The get together is in full swing when we finally arrive. I catch up with my mum and then my older brother, but throughout these conversations I'm aware that I'm tense and listening out for the sound of Will's voice. When it reaches my ears it's the sound of him laughing outside, and I turn my head to watch him in the garden playing with my daughters.
He'd always been good with children, which only made me admire him more. Gabby and Jo loved him, with Will seemingly forever patient and playful with them. There was something incredibly sexy about a man who was so good with my children. It was probably why, combined with our night in the woods, I was so attracted to him.
With a drink in hand I take a deep breath and head outside, smiling at him as he looks up at me, preparing to distract my girls and finally speak with him. The smile he returns is warm and kind as I approach.
"Izzy! Darling!"
I'm embraced into a sudden hug and almost spill my drink as Hannah wraps me into a hug. "Careful Han," I hiss, trying to pull away and get to her new husband. But she has me caught hard and I stop struggling as she leans me to a bench.
Hannah is relentless in telling me about their honeymoon. Not in graphic detail thankfully, at least the kind of graphic detail I want to avoid. But I get to hear of all the wonderful places they visited in Italy, and all the exquisite food and drink they consumed. I honestly couldn't give a shit, and mostly nod throughout in silence.
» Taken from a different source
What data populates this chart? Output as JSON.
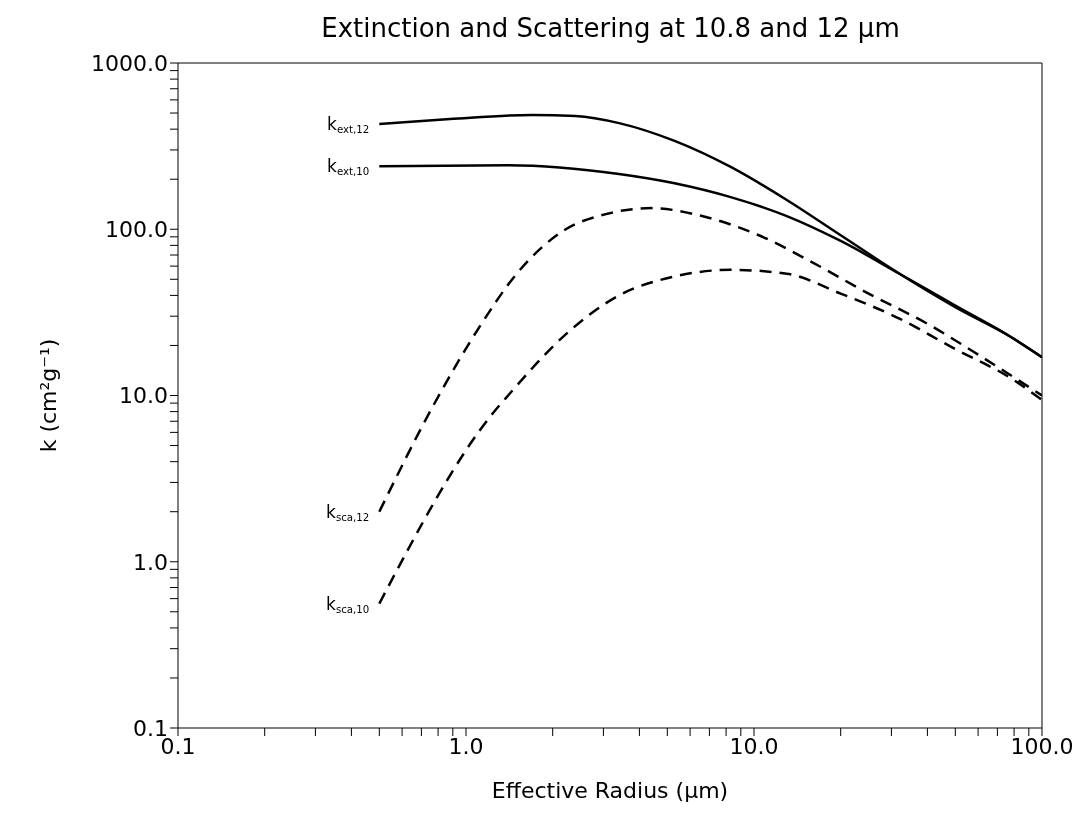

Come dusk, Hannah is a little more bearable. But any chance to speak with Will just hasn't come, and as the rest of the family decides to head inside, I quickly make an excuse that I want a smoke and stay sat on a bench, quietly hoping that Will might be reminded of his wedding night and join me.
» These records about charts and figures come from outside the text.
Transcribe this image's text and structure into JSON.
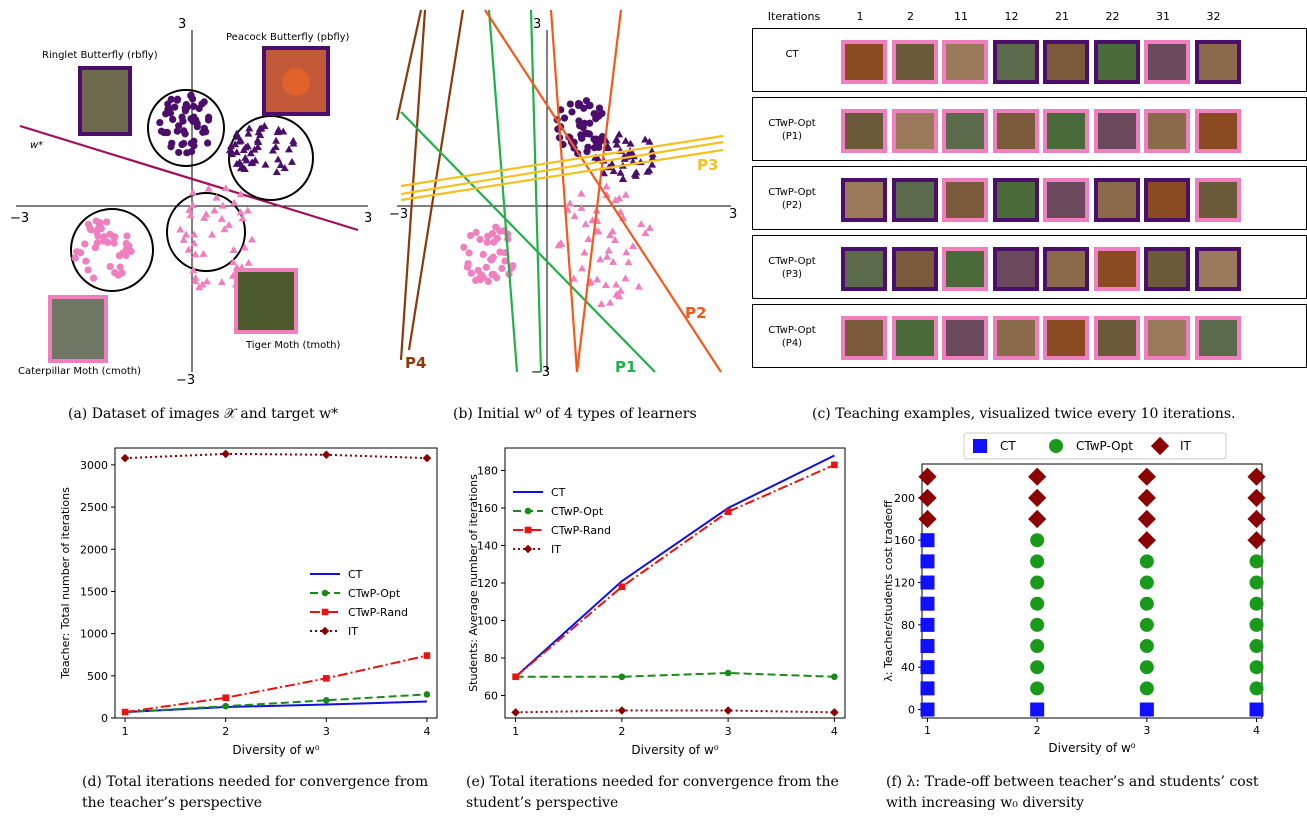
{
  "panel_a": {
    "axis": {
      "xmin_label": "−3",
      "xmax_label": "3",
      "ymax_label": "3",
      "ymin_label": "−3"
    },
    "target_label": "w*",
    "classes": [
      {
        "name": "Ringlet Butterfly (rbfly)",
        "color": "#4b0e6b",
        "marker": "circle"
      },
      {
        "name": "Peacock Butterfly (pbfly)",
        "color": "#4b0e6b",
        "marker": "triangle"
      },
      {
        "name": "Caterpillar Moth (cmoth)",
        "color": "#f07fbf",
        "marker": "circle"
      },
      {
        "name": "Tiger Moth (tmoth)",
        "color": "#f07fbf",
        "marker": "triangle"
      }
    ]
  },
  "panel_b": {
    "axis": {
      "xmin_label": "−3",
      "xmax_label": "3",
      "ymax_label": "3",
      "ymin_label": "−3"
    },
    "learner_labels": [
      {
        "name": "P1",
        "color": "#22b04a"
      },
      {
        "name": "P2",
        "color": "#f25a1c"
      },
      {
        "name": "P3",
        "color": "#f5c022"
      },
      {
        "name": "P4",
        "color": "#8a3a0a"
      }
    ]
  },
  "panel_c": {
    "header_label": "Iterations",
    "iterations": [
      "1",
      "2",
      "11",
      "12",
      "21",
      "22",
      "31",
      "32"
    ],
    "rows": [
      {
        "label": "CT",
        "frames": [
          "pink",
          "pink",
          "pink",
          "purple",
          "purple",
          "purple",
          "pink",
          "purple"
        ]
      },
      {
        "label": "CTwP-Opt\n(P1)",
        "frames": [
          "pink",
          "pink",
          "pink",
          "pink",
          "pink",
          "pink",
          "pink",
          "pink"
        ]
      },
      {
        "label": "CTwP-Opt\n(P2)",
        "frames": [
          "purple",
          "purple",
          "pink",
          "purple",
          "pink",
          "purple",
          "purple",
          "pink"
        ]
      },
      {
        "label": "CTwP-Opt\n(P3)",
        "frames": [
          "purple",
          "purple",
          "pink",
          "purple",
          "purple",
          "pink",
          "purple",
          "purple"
        ]
      },
      {
        "label": "CTwP-Opt\n(P4)",
        "frames": [
          "pink",
          "pink",
          "pink",
          "pink",
          "pink",
          "pink",
          "pink",
          "pink"
        ]
      }
    ],
    "frame_colors": {
      "pink": "#f07fbf",
      "purple": "#4b0e6b"
    }
  },
  "captions": {
    "a": "(a) Dataset of images 𝒳 and target w*",
    "b": "(b) Initial w⁰ of 4 types of learners",
    "c": "(c) Teaching examples, visualized twice every 10 iterations.",
    "d": "(d) Total iterations needed for convergence from the teacher’s perspective",
    "e": "(e) Total iterations needed for convergence from the student’s perspective",
    "f": "(f) λ: Trade-off between teacher’s and students’ cost with increasing w₀ diversity"
  },
  "chart_data": [
    {
      "id": "d",
      "type": "line",
      "xlabel": "Diversity of w⁰",
      "ylabel": "Teacher: Total number of iterations",
      "x": [
        1,
        2,
        3,
        4
      ],
      "xticks": [
        "1",
        "2",
        "3",
        "4"
      ],
      "ylim": [
        0,
        3200
      ],
      "yticks": [
        "0",
        "500",
        "1000",
        "1500",
        "2000",
        "2500",
        "3000"
      ],
      "legend_position": "center-right",
      "series": [
        {
          "name": "CT",
          "color": "#1010e0",
          "dash": "",
          "marker": "",
          "values": [
            70,
            130,
            160,
            195
          ]
        },
        {
          "name": "CTwP-Opt",
          "color": "#1a8a1a",
          "dash": "8,4",
          "marker": "circle",
          "values": [
            70,
            140,
            210,
            280
          ]
        },
        {
          "name": "CTwP-Rand",
          "color": "#ee1111",
          "dash": "10,3,2,3",
          "marker": "square",
          "values": [
            70,
            240,
            470,
            740
          ]
        },
        {
          "name": "IT",
          "color": "#8b0000",
          "dash": "2,3",
          "marker": "diamond",
          "values": [
            3080,
            3130,
            3120,
            3080
          ]
        }
      ]
    },
    {
      "id": "e",
      "type": "line",
      "xlabel": "Diversity of w⁰",
      "ylabel": "Students: Average number of iterations",
      "x": [
        1,
        2,
        3,
        4
      ],
      "xticks": [
        "1",
        "2",
        "3",
        "4"
      ],
      "ylim": [
        48,
        192
      ],
      "yticks": [
        "60",
        "80",
        "100",
        "120",
        "140",
        "160",
        "180"
      ],
      "legend_position": "top-left",
      "series": [
        {
          "name": "CT",
          "color": "#1010e0",
          "dash": "",
          "marker": "",
          "values": [
            70,
            121,
            160,
            188
          ]
        },
        {
          "name": "CTwP-Opt",
          "color": "#1a8a1a",
          "dash": "8,4",
          "marker": "circle",
          "values": [
            70,
            70,
            72,
            70
          ]
        },
        {
          "name": "CTwP-Rand",
          "color": "#ee1111",
          "dash": "10,3,2,3",
          "marker": "square",
          "values": [
            70,
            118,
            158,
            183
          ]
        },
        {
          "name": "IT",
          "color": "#8b0000",
          "dash": "2,3",
          "marker": "diamond",
          "values": [
            51,
            52,
            52,
            51
          ]
        }
      ]
    },
    {
      "id": "f",
      "type": "scatter",
      "xlabel": "Diversity of w⁰",
      "ylabel": "λ: Teacher/students cost tradeoff",
      "x": [
        1,
        2,
        3,
        4
      ],
      "xticks": [
        "1",
        "2",
        "3",
        "4"
      ],
      "ylim": [
        -8,
        232
      ],
      "yticks": [
        "0",
        "40",
        "80",
        "120",
        "160",
        "200"
      ],
      "legend_position": "top",
      "series": [
        {
          "name": "CT",
          "color": "#1010ff",
          "marker": "square",
          "points": [
            [
              1,
              0
            ],
            [
              1,
              20
            ],
            [
              1,
              40
            ],
            [
              1,
              60
            ],
            [
              1,
              80
            ],
            [
              1,
              100
            ],
            [
              1,
              120
            ],
            [
              1,
              140
            ],
            [
              1,
              160
            ],
            [
              2,
              0
            ],
            [
              3,
              0
            ],
            [
              4,
              0
            ]
          ]
        },
        {
          "name": "CTwP-Opt",
          "color": "#1a9a1a",
          "marker": "circle",
          "points": [
            [
              2,
              20
            ],
            [
              2,
              40
            ],
            [
              2,
              60
            ],
            [
              2,
              80
            ],
            [
              2,
              100
            ],
            [
              2,
              120
            ],
            [
              2,
              140
            ],
            [
              2,
              160
            ],
            [
              3,
              20
            ],
            [
              3,
              40
            ],
            [
              3,
              60
            ],
            [
              3,
              80
            ],
            [
              3,
              100
            ],
            [
              3,
              120
            ],
            [
              3,
              140
            ],
            [
              4,
              20
            ],
            [
              4,
              40
            ],
            [
              4,
              60
            ],
            [
              4,
              80
            ],
            [
              4,
              100
            ],
            [
              4,
              120
            ],
            [
              4,
              140
            ]
          ]
        },
        {
          "name": "IT",
          "color": "#8b0000",
          "marker": "diamond",
          "points": [
            [
              1,
              180
            ],
            [
              1,
              200
            ],
            [
              1,
              220
            ],
            [
              2,
              180
            ],
            [
              2,
              200
            ],
            [
              2,
              220
            ],
            [
              3,
              160
            ],
            [
              3,
              180
            ],
            [
              3,
              200
            ],
            [
              3,
              220
            ],
            [
              4,
              160
            ],
            [
              4,
              180
            ],
            [
              4,
              200
            ],
            [
              4,
              220
            ]
          ]
        }
      ]
    }
  ]
}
I don't have to wait too long for him to finally make his way out to me. Our eyes are locked as he takes a seat on the bench opposite, glancing away finally to look inside at where his wife is sitting, well out of earshot.
"Hey," he says quietly, meeting my eyes again and leaning forward in his seat, hands clasped together as he leans on his upper legs. He looks tense.
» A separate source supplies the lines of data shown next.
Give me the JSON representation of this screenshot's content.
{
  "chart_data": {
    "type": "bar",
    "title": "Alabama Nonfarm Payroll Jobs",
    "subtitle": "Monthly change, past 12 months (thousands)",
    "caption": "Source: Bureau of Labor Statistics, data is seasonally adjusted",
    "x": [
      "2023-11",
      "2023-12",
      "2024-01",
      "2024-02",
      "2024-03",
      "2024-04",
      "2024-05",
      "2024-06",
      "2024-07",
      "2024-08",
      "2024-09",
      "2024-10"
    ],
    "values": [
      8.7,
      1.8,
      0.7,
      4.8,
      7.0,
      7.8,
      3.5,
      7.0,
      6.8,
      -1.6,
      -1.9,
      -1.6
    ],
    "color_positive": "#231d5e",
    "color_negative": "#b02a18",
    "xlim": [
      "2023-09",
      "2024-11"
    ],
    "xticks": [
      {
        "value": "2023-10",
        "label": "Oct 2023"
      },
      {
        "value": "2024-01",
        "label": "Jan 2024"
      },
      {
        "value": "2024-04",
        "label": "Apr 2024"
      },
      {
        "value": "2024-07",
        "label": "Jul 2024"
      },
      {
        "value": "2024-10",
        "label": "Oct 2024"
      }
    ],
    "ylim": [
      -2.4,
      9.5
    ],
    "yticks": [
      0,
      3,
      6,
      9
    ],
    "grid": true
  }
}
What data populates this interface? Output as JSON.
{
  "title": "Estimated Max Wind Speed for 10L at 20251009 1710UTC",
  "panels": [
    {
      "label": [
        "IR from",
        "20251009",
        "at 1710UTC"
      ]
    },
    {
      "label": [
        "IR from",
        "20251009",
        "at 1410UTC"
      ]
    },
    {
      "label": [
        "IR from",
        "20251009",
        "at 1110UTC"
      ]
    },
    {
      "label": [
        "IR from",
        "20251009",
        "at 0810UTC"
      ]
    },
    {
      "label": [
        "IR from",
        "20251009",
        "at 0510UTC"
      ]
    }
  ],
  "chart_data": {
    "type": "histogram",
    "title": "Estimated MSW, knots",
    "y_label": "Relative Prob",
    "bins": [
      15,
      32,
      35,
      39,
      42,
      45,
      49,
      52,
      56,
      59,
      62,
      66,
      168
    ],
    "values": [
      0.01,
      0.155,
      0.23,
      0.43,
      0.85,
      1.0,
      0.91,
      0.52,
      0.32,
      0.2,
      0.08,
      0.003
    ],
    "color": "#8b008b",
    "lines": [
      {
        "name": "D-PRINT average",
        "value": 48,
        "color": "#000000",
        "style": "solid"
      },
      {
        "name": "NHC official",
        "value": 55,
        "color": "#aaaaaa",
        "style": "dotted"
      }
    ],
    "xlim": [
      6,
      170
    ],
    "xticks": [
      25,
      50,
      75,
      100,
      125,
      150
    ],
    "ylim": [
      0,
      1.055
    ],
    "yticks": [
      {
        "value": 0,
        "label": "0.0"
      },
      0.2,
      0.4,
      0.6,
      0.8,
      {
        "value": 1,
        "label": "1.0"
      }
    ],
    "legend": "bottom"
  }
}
The cigarette is half done at this point as I pull it from my lips and breathe smoke away from both of us. In the time between our moment of passion and now I had gone through all the things I'd wanted to say to him. To talk to him about. How I felt. And now he was here, my tongue felt like lead and my mind was blank.
"Good trip?" I ask, and inwardly cringe at what I decide to open with. Will rolls his shoulders and looks up above us to the tree that dominates my parents garden.
"Not really. I mean... it was alright. Italy's lovely. Hotel was stunning. But honestly Han spent most of the time on her phone if we weren't busy. Think she was messaging Justin."
I can see why he might have brought Justin up. I might have too, in his shoes. It's a way of deflecting from what we did, an excuse for why it might have happened. We both know it. There's a small pause before I speak, working up the courage to speak about the awkwardness. When I find my voice, the words are quiet but firm.
"I don't think we get to take the high road on what is appropriate behaviour Will."
His head turns back to me and I see a sad, resigned look on his face. "Yeah, I guess not. Are you... okay about what happened?"
Isn't that a loaded question. It's my turn to look up to the leaves above us now as I take a long, satisfying drag from my cigarette before dropping it to the ground and putting it out with the heel of my trainer.
"I'm not okay with the betrayal involved Will. That's the worst shit I've ever done to anyone, nevermind my own family. Yeah, Han's self-centred and a bit of a drama queen but she didn't deserve that from either of us."
I can't look at him after I've said such brutal truths. I don't want to see if he's relieved or hurt because I don't want to deal with the ramifications of either of them. Will remains silent and I take the chance to continue before he can say anything else. This time when I speak it's slow and considered, and I can hear him turn to look at me.